GENTLE READER: While it is true that such constructions are used as greetings, you will notice that they are actually good wishes. So Miss Manners agrees that they seem jarring on somber occasions.
For example, one would not wish anyone a happy Yom Kippur; the proper wish is for an easy fast. But in common with "Merry Christmas," that is a kindly hope on behalf of another -- comfort in the former case, and enjoyment in the latter.
How would you wish people to feel on Memorial Day? Respectful, presumably, and perhaps contemplative. But to instruct them to do so would be impertinent. You wouldn't be wishing them well, but ordering them to behave properly, which is not only rudely intrusive but insulting, as it implies that they are not already doing so.
So the only passably fitting use of "Happy Memorial Day" would be to encourage shopkeepers who use it to advertise sales.
Two cautionary notes:
(1) It is unnecessary, and sometimes unwise, to issue holiday-specific wishes to people whose circumstances you do not know.
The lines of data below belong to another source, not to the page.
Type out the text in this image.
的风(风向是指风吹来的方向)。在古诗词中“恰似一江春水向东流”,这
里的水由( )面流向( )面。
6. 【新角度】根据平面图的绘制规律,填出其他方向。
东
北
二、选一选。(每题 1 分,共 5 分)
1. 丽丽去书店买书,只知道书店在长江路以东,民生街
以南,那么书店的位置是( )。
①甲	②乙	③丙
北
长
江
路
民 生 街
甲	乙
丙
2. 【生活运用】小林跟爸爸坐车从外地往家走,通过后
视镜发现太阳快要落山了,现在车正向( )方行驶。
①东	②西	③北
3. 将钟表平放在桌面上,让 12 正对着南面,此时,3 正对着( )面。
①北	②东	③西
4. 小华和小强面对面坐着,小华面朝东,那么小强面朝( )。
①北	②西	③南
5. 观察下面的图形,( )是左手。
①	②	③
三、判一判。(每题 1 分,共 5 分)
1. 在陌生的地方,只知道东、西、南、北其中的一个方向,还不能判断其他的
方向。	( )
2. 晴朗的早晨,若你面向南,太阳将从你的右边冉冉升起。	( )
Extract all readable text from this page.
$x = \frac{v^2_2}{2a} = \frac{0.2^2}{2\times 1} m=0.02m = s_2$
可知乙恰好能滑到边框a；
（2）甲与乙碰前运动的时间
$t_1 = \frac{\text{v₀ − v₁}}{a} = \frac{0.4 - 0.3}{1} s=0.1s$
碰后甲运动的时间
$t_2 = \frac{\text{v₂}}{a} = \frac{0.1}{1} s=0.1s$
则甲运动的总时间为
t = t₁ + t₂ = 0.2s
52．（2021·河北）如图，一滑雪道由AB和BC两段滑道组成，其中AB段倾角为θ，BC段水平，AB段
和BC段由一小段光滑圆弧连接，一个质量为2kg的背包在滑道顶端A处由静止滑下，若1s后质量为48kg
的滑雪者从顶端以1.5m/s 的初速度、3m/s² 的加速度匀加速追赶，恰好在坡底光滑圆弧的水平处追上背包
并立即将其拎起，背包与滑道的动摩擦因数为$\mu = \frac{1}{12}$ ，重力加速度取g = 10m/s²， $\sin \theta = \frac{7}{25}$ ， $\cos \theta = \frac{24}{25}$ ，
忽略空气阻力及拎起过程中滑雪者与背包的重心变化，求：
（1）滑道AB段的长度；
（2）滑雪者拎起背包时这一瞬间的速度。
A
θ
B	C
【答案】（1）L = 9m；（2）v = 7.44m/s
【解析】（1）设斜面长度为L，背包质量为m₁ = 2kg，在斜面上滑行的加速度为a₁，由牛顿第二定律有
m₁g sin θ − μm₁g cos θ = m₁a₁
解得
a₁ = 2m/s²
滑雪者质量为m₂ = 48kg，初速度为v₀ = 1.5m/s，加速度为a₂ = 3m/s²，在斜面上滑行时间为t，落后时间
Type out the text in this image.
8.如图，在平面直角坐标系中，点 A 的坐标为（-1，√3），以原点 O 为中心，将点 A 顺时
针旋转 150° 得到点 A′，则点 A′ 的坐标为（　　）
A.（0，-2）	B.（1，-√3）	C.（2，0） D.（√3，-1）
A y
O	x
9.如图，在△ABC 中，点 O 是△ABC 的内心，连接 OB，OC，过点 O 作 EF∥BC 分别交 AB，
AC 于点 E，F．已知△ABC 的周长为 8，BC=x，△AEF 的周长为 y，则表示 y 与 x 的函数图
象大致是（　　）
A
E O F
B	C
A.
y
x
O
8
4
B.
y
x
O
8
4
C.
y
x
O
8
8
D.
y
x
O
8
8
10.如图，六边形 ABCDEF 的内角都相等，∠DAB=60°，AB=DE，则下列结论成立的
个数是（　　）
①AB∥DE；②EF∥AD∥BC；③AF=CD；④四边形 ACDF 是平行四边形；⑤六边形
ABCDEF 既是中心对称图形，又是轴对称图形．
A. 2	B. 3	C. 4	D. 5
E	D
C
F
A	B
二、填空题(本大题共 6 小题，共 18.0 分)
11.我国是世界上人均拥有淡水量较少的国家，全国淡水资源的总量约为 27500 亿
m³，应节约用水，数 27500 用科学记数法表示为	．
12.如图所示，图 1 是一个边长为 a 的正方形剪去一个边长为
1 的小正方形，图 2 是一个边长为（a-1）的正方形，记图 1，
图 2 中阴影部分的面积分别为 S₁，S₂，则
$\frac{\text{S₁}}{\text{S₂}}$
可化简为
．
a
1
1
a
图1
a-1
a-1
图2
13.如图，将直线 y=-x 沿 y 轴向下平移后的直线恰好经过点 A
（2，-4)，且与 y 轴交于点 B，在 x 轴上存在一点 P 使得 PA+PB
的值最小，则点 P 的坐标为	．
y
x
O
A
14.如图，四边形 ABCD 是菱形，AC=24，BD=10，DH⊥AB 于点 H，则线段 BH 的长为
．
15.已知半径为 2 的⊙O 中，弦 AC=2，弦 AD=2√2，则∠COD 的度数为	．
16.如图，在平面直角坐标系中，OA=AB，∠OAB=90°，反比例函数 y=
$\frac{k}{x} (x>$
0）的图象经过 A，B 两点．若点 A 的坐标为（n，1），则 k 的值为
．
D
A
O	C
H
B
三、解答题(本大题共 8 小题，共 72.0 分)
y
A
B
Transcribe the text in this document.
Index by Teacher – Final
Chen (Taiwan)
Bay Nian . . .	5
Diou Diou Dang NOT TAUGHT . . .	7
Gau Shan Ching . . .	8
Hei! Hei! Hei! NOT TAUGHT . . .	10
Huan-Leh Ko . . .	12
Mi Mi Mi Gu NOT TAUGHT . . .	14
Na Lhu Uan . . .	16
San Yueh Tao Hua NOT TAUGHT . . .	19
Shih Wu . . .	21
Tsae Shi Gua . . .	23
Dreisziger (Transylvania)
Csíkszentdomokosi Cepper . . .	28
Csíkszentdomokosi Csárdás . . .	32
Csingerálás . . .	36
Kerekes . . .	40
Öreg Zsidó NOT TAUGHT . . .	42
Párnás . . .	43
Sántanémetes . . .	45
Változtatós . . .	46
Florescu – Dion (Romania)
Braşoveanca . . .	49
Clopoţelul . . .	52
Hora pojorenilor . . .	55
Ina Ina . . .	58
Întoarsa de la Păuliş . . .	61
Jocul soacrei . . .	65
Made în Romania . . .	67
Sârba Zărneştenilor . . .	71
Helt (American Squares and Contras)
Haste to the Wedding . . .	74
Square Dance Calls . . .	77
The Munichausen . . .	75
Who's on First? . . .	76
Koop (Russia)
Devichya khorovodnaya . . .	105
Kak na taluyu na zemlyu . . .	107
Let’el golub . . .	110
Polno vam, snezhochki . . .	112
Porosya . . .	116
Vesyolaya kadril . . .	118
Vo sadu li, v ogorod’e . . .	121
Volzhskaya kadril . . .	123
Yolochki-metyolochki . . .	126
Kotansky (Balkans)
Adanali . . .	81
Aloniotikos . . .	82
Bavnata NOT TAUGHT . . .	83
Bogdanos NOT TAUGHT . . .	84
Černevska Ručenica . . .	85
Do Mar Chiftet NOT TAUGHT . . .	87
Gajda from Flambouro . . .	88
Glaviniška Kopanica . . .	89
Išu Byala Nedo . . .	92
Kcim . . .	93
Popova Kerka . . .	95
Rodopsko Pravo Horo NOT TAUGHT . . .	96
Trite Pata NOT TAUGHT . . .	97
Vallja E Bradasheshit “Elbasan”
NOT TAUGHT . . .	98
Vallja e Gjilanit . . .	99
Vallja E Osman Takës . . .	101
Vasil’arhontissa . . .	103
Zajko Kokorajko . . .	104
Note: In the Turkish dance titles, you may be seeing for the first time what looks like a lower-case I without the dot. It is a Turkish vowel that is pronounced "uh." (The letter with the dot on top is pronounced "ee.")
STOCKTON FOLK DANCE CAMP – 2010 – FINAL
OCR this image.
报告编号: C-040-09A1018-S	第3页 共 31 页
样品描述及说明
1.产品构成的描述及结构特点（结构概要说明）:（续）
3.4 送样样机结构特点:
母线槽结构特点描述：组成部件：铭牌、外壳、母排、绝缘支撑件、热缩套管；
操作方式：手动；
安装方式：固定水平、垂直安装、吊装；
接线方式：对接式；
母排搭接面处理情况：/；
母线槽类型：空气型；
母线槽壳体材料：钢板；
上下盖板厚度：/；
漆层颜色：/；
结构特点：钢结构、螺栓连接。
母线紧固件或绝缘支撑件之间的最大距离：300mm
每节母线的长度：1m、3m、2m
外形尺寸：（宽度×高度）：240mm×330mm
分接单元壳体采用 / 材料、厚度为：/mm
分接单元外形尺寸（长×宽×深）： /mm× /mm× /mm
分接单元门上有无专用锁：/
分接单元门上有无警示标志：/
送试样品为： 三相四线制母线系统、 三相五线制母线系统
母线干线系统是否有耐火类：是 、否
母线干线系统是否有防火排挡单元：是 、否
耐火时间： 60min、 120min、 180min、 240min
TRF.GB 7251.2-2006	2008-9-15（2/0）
People who do this mean to spread cheer, but that is not the result of, for example, calling out "Happy Father's Day!" to someone whose child is deceased.
(2) Nevertheless, it is also a mistake to take conventional expressions at their surface value. Miss Manners supported you on the Memorial Day matter, but please do not press her about every such remark. It is really tedious when people complain that everyone who says "How do you do?" doesn't want a medical report, and those who begin letters with "Dear" do not hold them particularly dear.